“… cada região distingue-se do deserto por representar um imenso repositório de trabalho… Esta terra não é, portanto, uma obra da natureza; é obra de nossas mãos, a nossa pátria artificial”.
Com esforço, pompa e circunstância, comunicamos a importância de integrar um Geoparque (o Algarvensis). No entanto, a vila de Messines parece continuar a acreditar no manifesto do filósofo de Milão, Carlo Cattaneo(1801-69) proferido durante a insurgência revolucionária de trabalhadores, artesãos e estudantes, e parcialmente transcrito supra. Hoje, cada vez mais conscientes da importância do equilíbrio ético e moral entre comunidade e natureza, e com a distância para olhar o impacto dos últimos loteamentos na base do Penedo Grande e o ‘fiasco’ de um ‘museu da tradição’, surge uma superfície comercial para ‘embelezar’ a entrada na vila.

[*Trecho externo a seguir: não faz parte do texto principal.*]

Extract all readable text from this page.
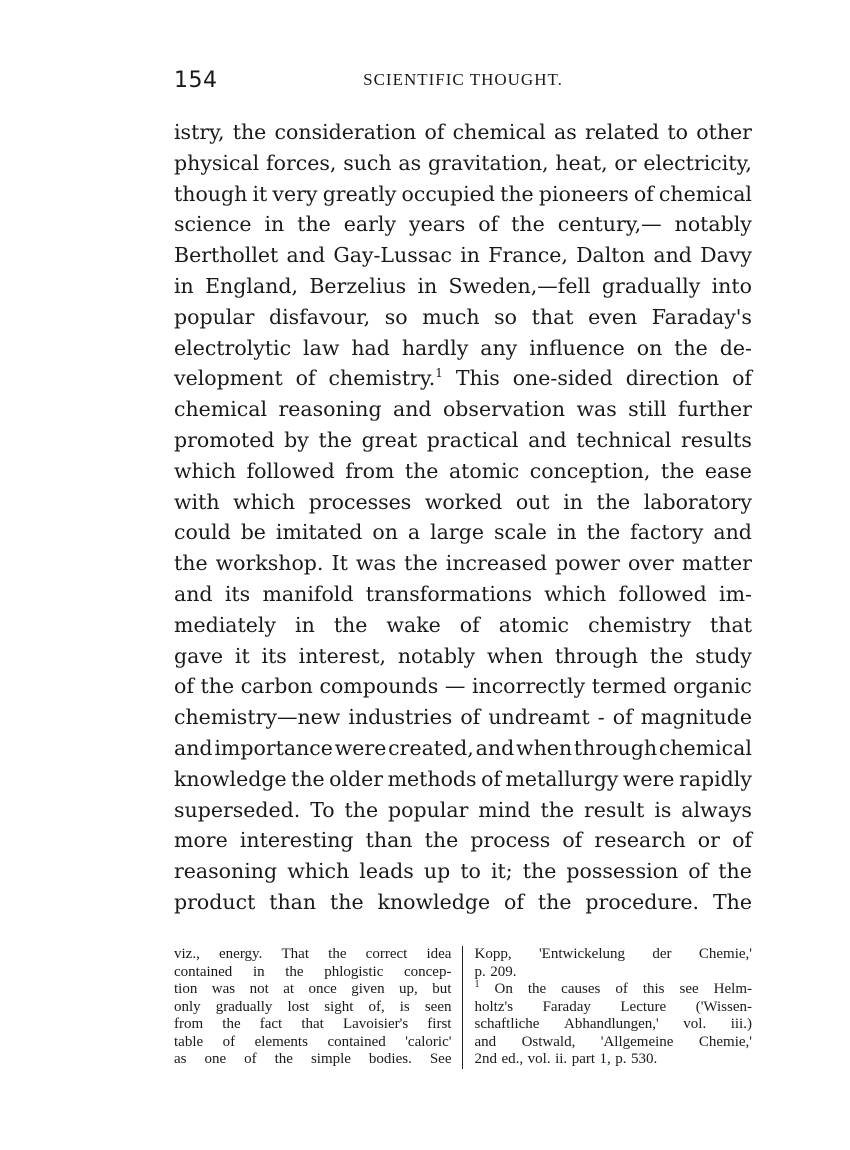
154	SCIENTIFIC THOUGHT.
istry, the consideration of chemical as related to other
physical forces, such as gravitation, heat, or electricity,
though it very greatly occupied the pioneers of chemical
science in the early years of the century,— notably
Berthollet and Gay-Lussac in France, Dalton and Davy
in England, Berzelius in Sweden,—fell gradually into
popular disfavour, so much so that even Faraday's
electrolytic law had hardly any influence on the de-
velopment of chemistry.$^1$ This one-sided direction of
chemical reasoning and observation was still further
promoted by the great practical and technical results
which followed from the atomic conception, the ease
with which processes worked out in the laboratory
could be imitated on a large scale in the factory and
the workshop. It was the increased power over matter
and its manifold transformations which followed im-
mediately in the wake of atomic chemistry that
gave it its interest, notably when through the study
of the carbon compounds — incorrectly termed organic
chemistry—new industries of undreamt - of magnitude
and importance were created, and when through chemical
knowledge the older methods of metallurgy were rapidly
superseded. To the popular mind the result is always
more interesting than the process of research or of
reasoning which leads up to it; the possession of the
product than the knowledge of the procedure. The
viz., energy. That the correct idea
contained in the phlogistic concep-
tion was not at once given up, but
only gradually lost sight of, is seen
from the fact that Lavoisier's first
table of elements contained 'caloric'
as one of the simple bodies. See
Kopp, 'Entwickelung der Chemie,'
p. 209.
$^1$ On the causes of this see Helm-
holtz's Faraday Lecture ('Wissen-
schaftliche Abhandlungen,' vol. iii.)
and Ostwald, 'Allgemeine Chemie,'
2nd ed., vol. ii. part 1, p. 530.
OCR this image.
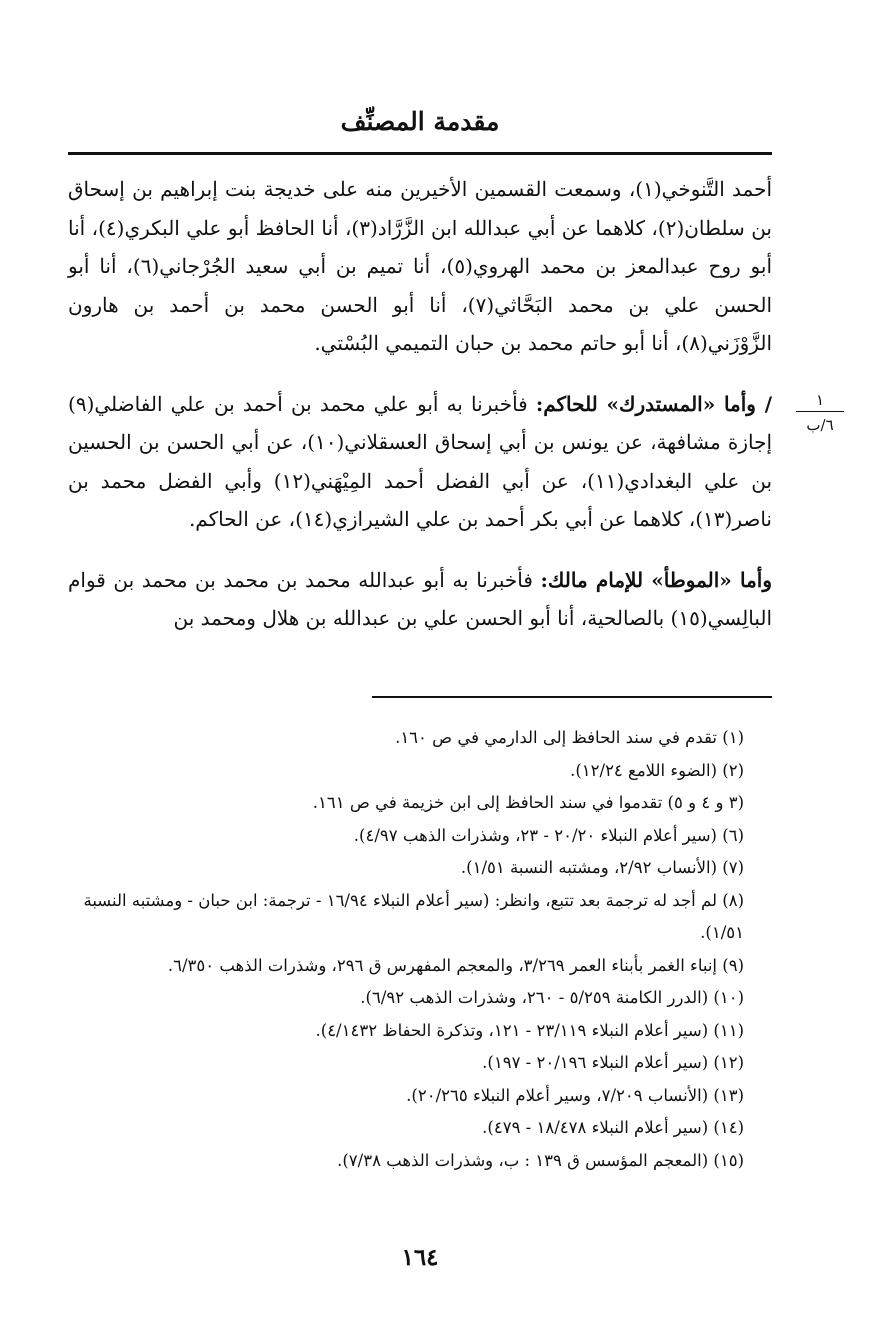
مقدمة المصنِّف
١
٦/ب

أحمد التَّنوخي(١)، وسمعت القسمين الأخيرين منه على خديجة بنت إبراهيم بن إسحاق بن سلطان(٢)، كلاهما عن أبي عبدالله ابن الزَّرَّاد(٣)، أنا الحافظ أبو علي البكري(٤)، أنا أبو روح عبدالمعز بن محمد الهروي(٥)، أنا تميم بن أبي سعيد الجُرْجاني(٦)، أنا أبو الحسن علي بن محمد البَحَّاثي(٧)، أنا أبو الحسن محمد بن أحمد بن هارون الزَّوْزَني(٨)، أنا أبو حاتم محمد بن حبان التميمي البُسْتي.

/ وأما «المستدرك» للحاكم: فأخبرنا به أبو علي محمد بن أحمد بن علي الفاضلي(٩) إجازة مشافهة، عن يونس بن أبي إسحاق العسقلاني(١٠)، عن أبي الحسن بن الحسين بن علي البغدادي(١١)، عن أبي الفضل أحمد المِيْهَني(١٢) وأبي الفضل محمد بن ناصر(١٣)، كلاهما عن أبي بكر أحمد بن علي الشيرازي(١٤)، عن الحاكم.

وأما «الموطأ» للإمام مالك: فأخبرنا به أبو عبدالله محمد بن محمد بن محمد بن قوام البالِسي(١٥) بالصالحية، أنا أبو الحسن علي بن عبدالله بن هلال ومحمد بن

(١) تقدم في سند الحافظ إلى الدارمي في ص ١٦٠.

(٢) (الضوء اللامع ١٢/٢٤).

(٣ و ٤ و ٥) تقدموا في سند الحافظ إلى ابن خزيمة في ص ١٦١.

(٦) (سير أعلام النبلاء ٢٠/٢٠ - ٢٣، وشذرات الذهب ٤/٩٧).

(٧) (الأنساب ٢/٩٢، ومشتبه النسبة ١/٥١).

(٨) لم أجد له ترجمة بعد تتبع، وانظر: (سير أعلام النبلاء ١٦/٩٤ - ترجمة: ابن حبان - ومشتبه النسبة ١/٥١).

(٩) إنباء الغمر بأبناء العمر ٣/٢٦٩، والمعجم المفهرس ق ٢٩٦، وشذرات الذهب ٦/٣٥٠.

(١٠) (الدرر الكامنة ٥/٢٥٩ - ٢٦٠، وشذرات الذهب ٦/٩٢).

(١١) (سير أعلام النبلاء ٢٣/١١٩ - ١٢١، وتذكرة الحفاظ ٤/١٤٣٢).

(١٢) (سير أعلام النبلاء ٢٠/١٩٦ - ١٩٧).

(١٣) (الأنساب ٧/٢٠٩، وسير أعلام النبلاء ٢٠/٢٦٥).

(١٤) (سير أعلام النبلاء ١٨/٤٧٨ - ٤٧٩).

(١٥) (المعجم المؤسس ق ١٣٩ : ب، وشذرات الذهب ٧/٣٨).

١٦٤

Com um ‘mercado’ em re-construção e outro em construção, estas serão as primeiras grandes intervenções planeadas e desenhadas no tecido urbano da vila depois da desastrosa transformação do bloco da fábrica da Amêndoa. Em comum, a última obra, os loteamentos e o novo ‘mercado’, contribuem para o progressivo desequilíbrio entre o povoamento urbano e as principais características naturais deste território que o projecto do novo Geoparque pretende inverter.

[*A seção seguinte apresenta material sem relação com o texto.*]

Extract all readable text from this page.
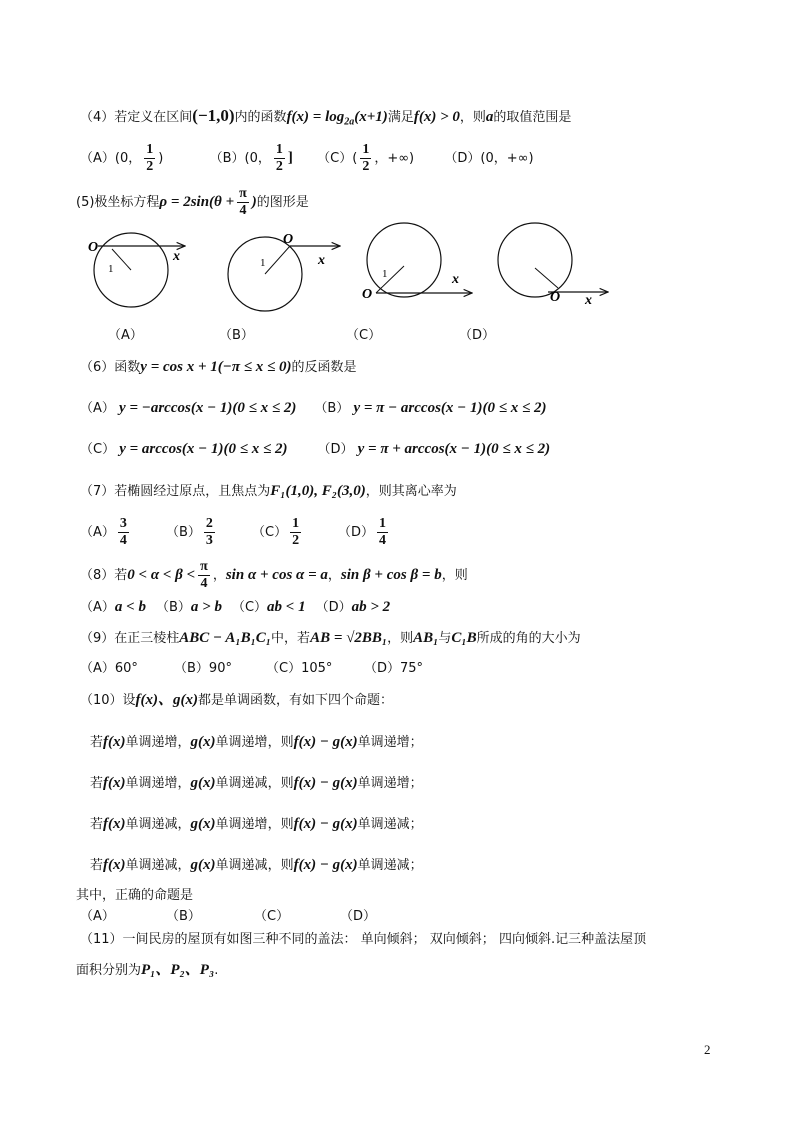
（4）若定义在区间(−1,0)内的函数$f(x) = \log_{2a}(x+1)$满足f(x) > 0，则a的取值范围是
（A）(0， $\frac{1}{2}$ )	（B）(0， $\frac{1}{2}$ ] $(C)( \frac{1}{2}$ ，+∞) （D）(0，+∞)
(5)极坐标方程$\rho = 2\sin(\theta + \frac{\pi}{4}$ )的图形是
O
x
1
O
x
1
O
x
1
O x
（A）	（B）	（C）	（D）
（6）函数y = cos x + 1(−π ≤ x ≤ 0)的反函数是
（A） y = −arccos(x − 1)(0 ≤ x ≤ 2) （B） y = π − arccos(x − 1)(0 ≤ x ≤ 2)
（C） y = arccos(x − 1)(0 ≤ x ≤ 2) （D） y = π + arccos(x − 1)(0 ≤ x ≤ 2)
（7）若椭圆经过原点，且焦点为F₁(1,0), F₂(3,0)，则其离心率为
$(A) \frac{3}{4}$	$(B) \frac{2}{3}$	$(C) \frac{1}{2}$	$(D) \frac{1}{4}$
（8）若$0 < \alpha < \beta < \frac{\pi}{4}$ ，sin α + cos α = a，sin β + cos β = b，则
（A）a < b （B）a > b （C）ab < 1 （D）ab > 2
（9）在正三棱柱ABC − A₁B₁C₁中，若AB = √2BB₁，则AB₁与C₁B所成的角的大小为
（A）60°	（B）90°	（C）105° （D）75°
（10）设f(x)、g(x)都是单调函数，有如下四个命题：
若f(x)单调递增，g(x)单调递增，则f(x) − g(x)单调递增；
若f(x)单调递增，g(x)单调递减，则f(x) − g(x)单调递增；
若f(x)单调递减，g(x)单调递增，则f(x) − g(x)单调递减；
若f(x)单调递减，g(x)单调递减，则f(x) − g(x)单调递减；
其中，正确的命题是
（A）	（B）	（C）	（D）
（11）一间民房的屋顶有如图三种不同的盖法： 单向倾斜； 双向倾斜； 四向倾斜.记三种盖法屋顶
面积分别为P₁、P₂、P₃.
2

O conhecido arquitecto italiano Aldo Rossi (1931-1997) escreveu há mais de cinquenta anos, numa das obras mais relevantes para muitos dos arquitectos que hoje elaboram estes projectos, “A Arquitectura da Cidade”. Rossi repete Cattaneo, e assume a hipótese da cidade como objeto feito pelo homem reivindicando uma alternativa à abordagem puramente técnica do planeamento, que outrora teve uma agenda ambiental que hoje parece sumida entre geógrafos, engenheiros e ‘dinheiros’. A cidade de Rossi celebra a construção expontânea das ‘ruas de cima’ e o valor artístico dos edifícios, novos e velhos como a casa do Visconde de Messines ou a ‘Casa Grande’, a que chama de artefactos urbanos. Infelizmente, sem que Rossi pudesse rebater em vida, toda uma geração de promotores, arquitectos e politicos acreditaram que bastava à vila de Messines a arquitectura do desenvolvimento económico. No entanto, Rossi estava interessado não só em entender as forças vivas da cidade que servem argumentos e decisões na casa do visconde ou nos pomares da casa grande, mas também a sua natureza, como são aplicadas e como causam mudanças.

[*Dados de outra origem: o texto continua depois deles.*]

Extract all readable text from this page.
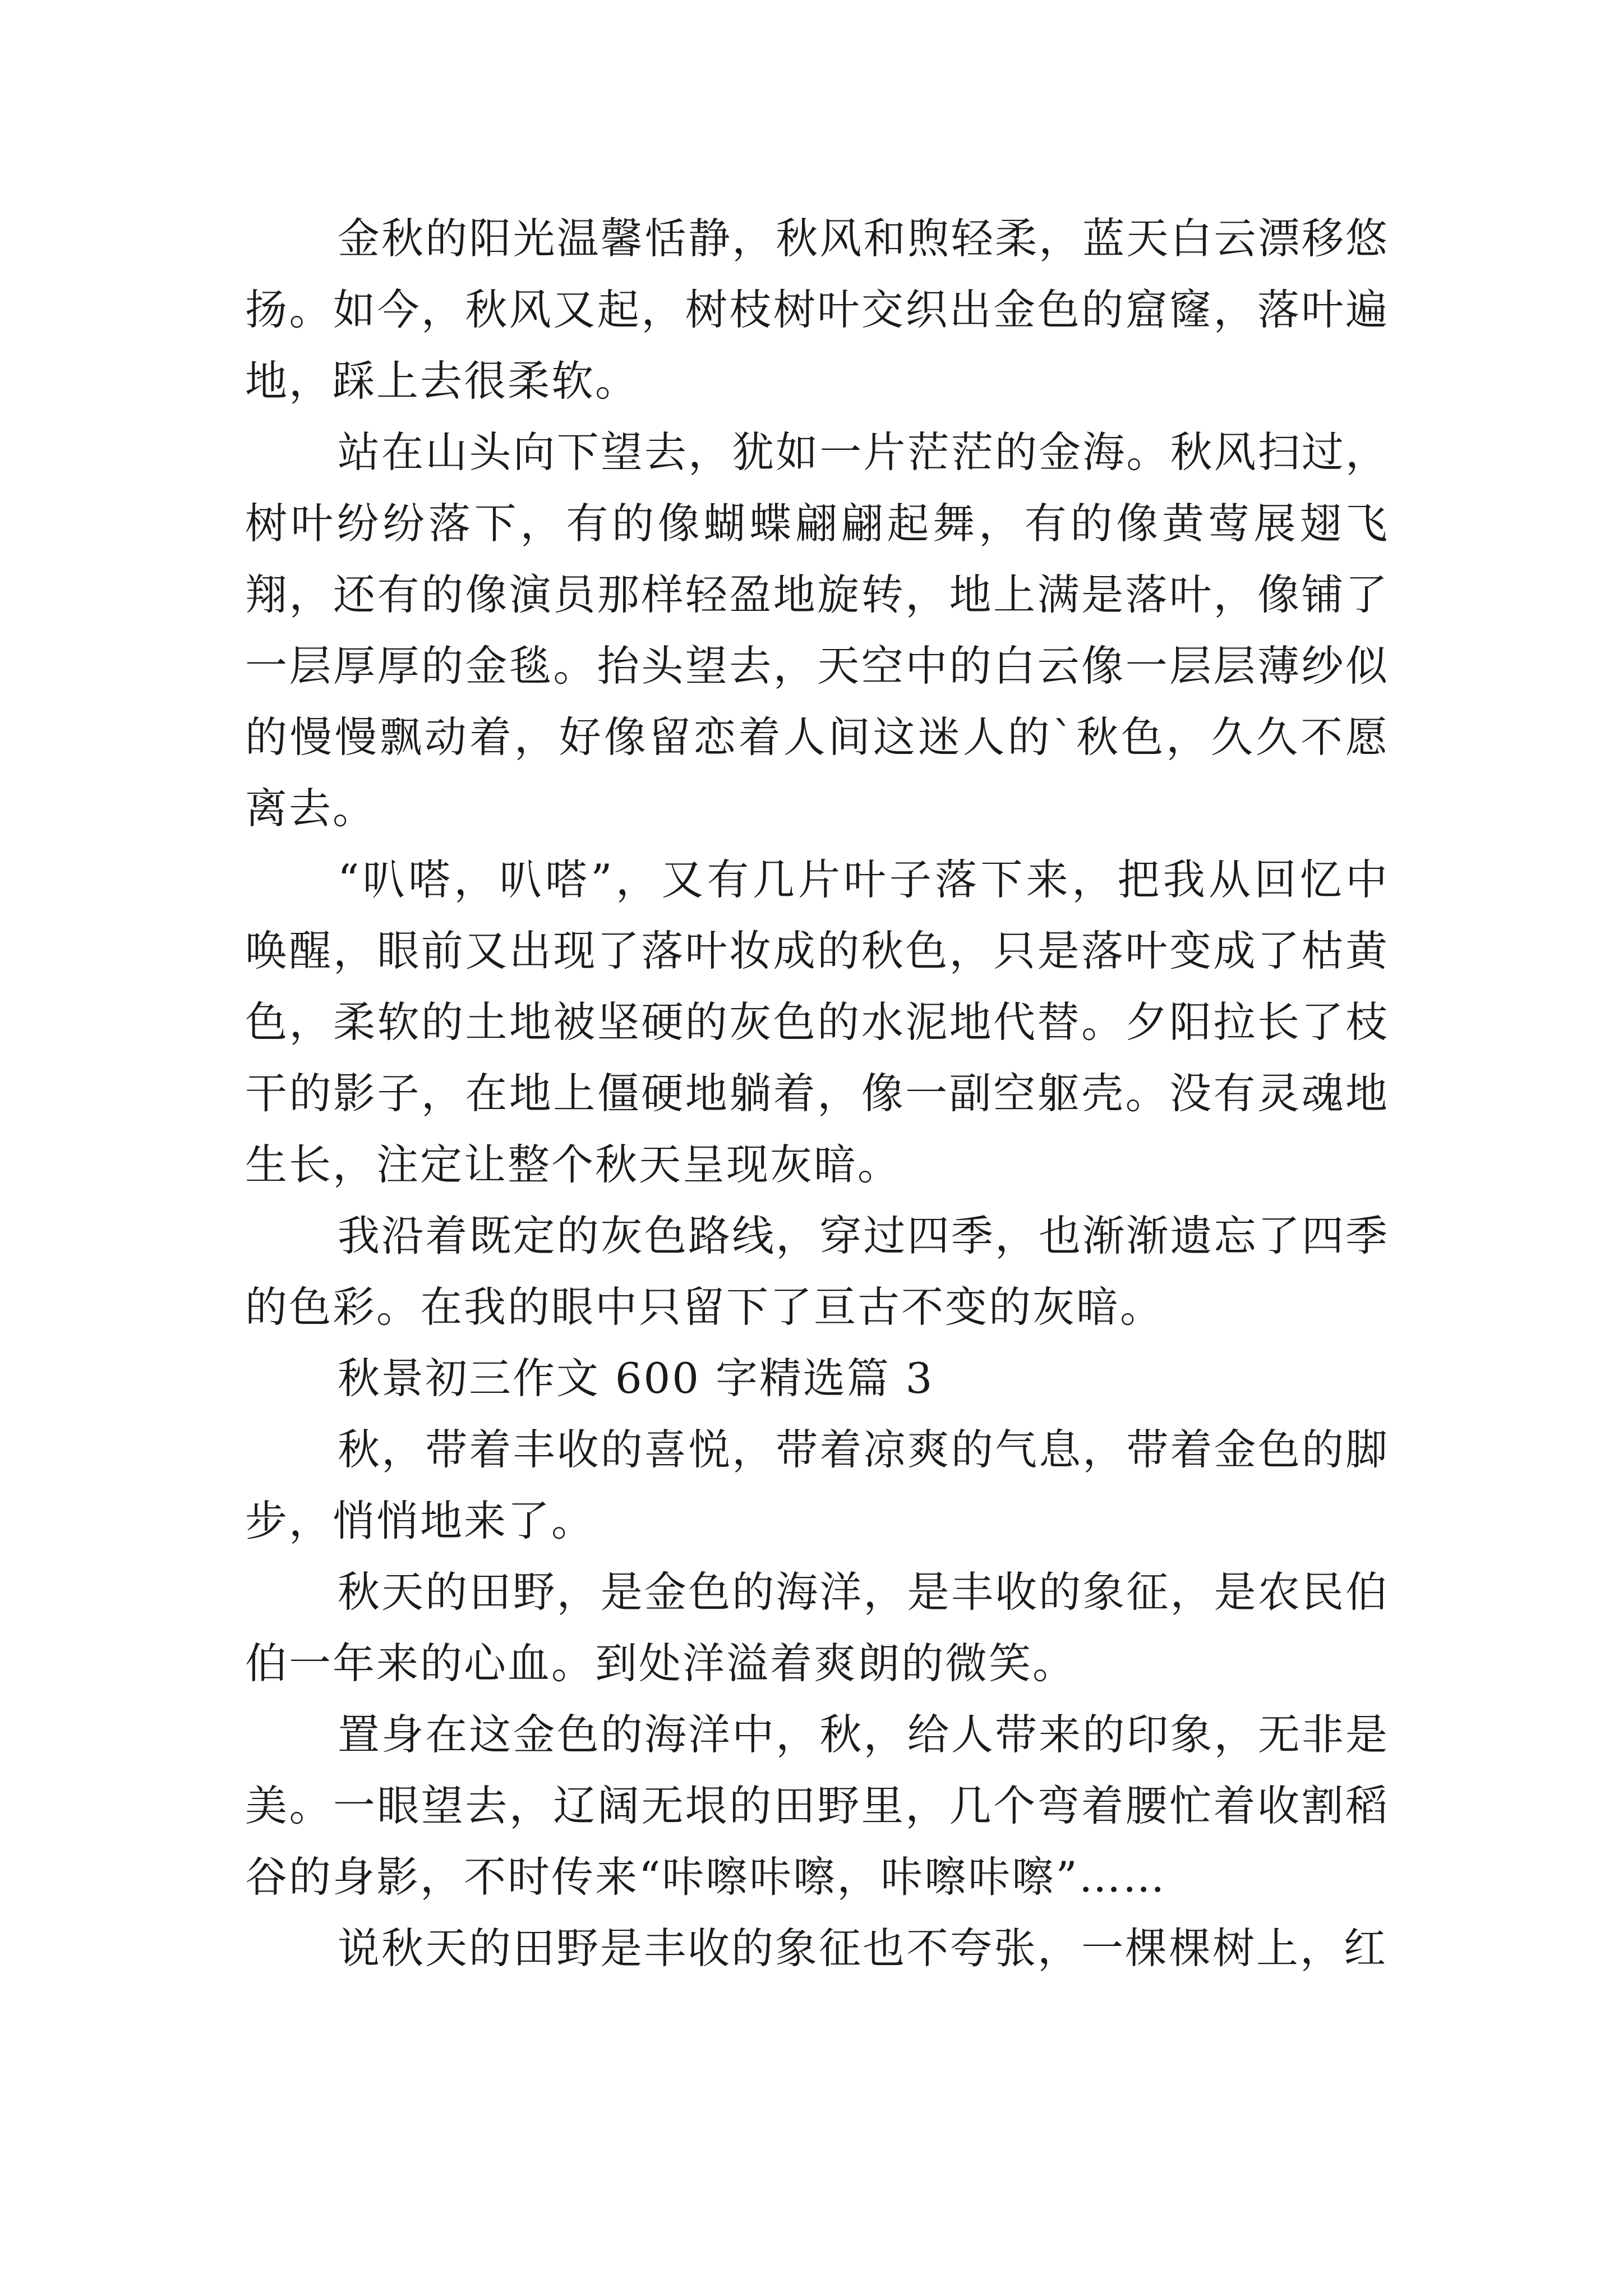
金秋的阳光温馨恬静，秋风和煦轻柔，蓝天白云漂移悠扬。如今，秋风又起，树枝树叶交织出金色的窟窿，落叶遍地，踩上去很柔软。

站在山头向下望去，犹如一片茫茫的金海。秋风扫过，树叶纷纷落下，有的像蝴蝶翩翩起舞，有的像黄莺展翅飞翔，还有的像演员那样轻盈地旋转，地上满是落叶，像铺了一层厚厚的金毯。抬头望去，天空中的白云像一层层薄纱似的慢慢飘动着，好像留恋着人间这迷人的`秋色，久久不愿离去。

“叭嗒，叭嗒”，又有几片叶子落下来，把我从回忆中唤醒，眼前又出现了落叶妆成的秋色，只是落叶变成了枯黄色，柔软的土地被坚硬的灰色的水泥地代替。夕阳拉长了枝干的影子，在地上僵硬地躺着，像一副空躯壳。没有灵魂地生长，注定让整个秋天呈现灰暗。

我沿着既定的灰色路线，穿过四季，也渐渐遗忘了四季的色彩。在我的眼中只留下了亘古不变的灰暗。

秋景初三作文 600 字精选篇 3

秋，带着丰收的喜悦，带着凉爽的气息，带着金色的脚步，悄悄地来了。

秋天的田野，是金色的海洋，是丰收的象征，是农民伯伯一年来的心血。到处洋溢着爽朗的微笑。

置身在这金色的海洋中，秋，给人带来的印象，无非是美。一眼望去，辽阔无垠的田野里，几个弯着腰忙着收割稻谷的身影，不时传来“咔嚓咔嚓，咔嚓咔嚓”……

说秋天的田野是丰收的象征也不夸张，一棵棵树上，红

O problema do novo edificado, ou da intervenção no antigo, em Messines não é o da aprovação do vereador nem o do PDM que não colocou qualquer obstáculo à construção de um pavilhão comercial na entrada da vila. Mas sim o julgamento que todos fazemos à denominada estética e enquadramento paisagístico destes novos, e renovados, artefactos urbanos. Aos arquitectos ‘em prática’ num mercado liberal o desafio que se coloca, e que Rossi tinha já proposto, é o de entender e compreender os fundamentos do seu campo de trabalho para além da contratação de serviços e das vontades de quem os contrata. Não podemos continuar centrados numa ideia de precedente adquirido/edificado, estética de inovação empresarial e desenvolvimento da economia de sobrevivência. A todos os envolvidos neste processo de transformação negligente devemos exigir que sejam clarificadas técnicas, condições de avaliação, e preparação de trabalhos, nomeadamente a divulgação de estudos preliminares, com a consciência e exposição do impacto da construção e das mudanças que dali resultarão. No caso concreto do novo ‘mercado’ ou ‘pavilhão comercial’, e das intervenções no antigo ‘mercado’ e casa do visconde, ambos convertidos em fracções de renda controlada, os maus precedentes não deveriam sobrepor-se à maior consciência presente do valor natural e paisagístico da vista. Nem à importância maior da identidade histórica e cultural de verdadeiros artefactos urbanos como o mercado municipal e casa do visconde.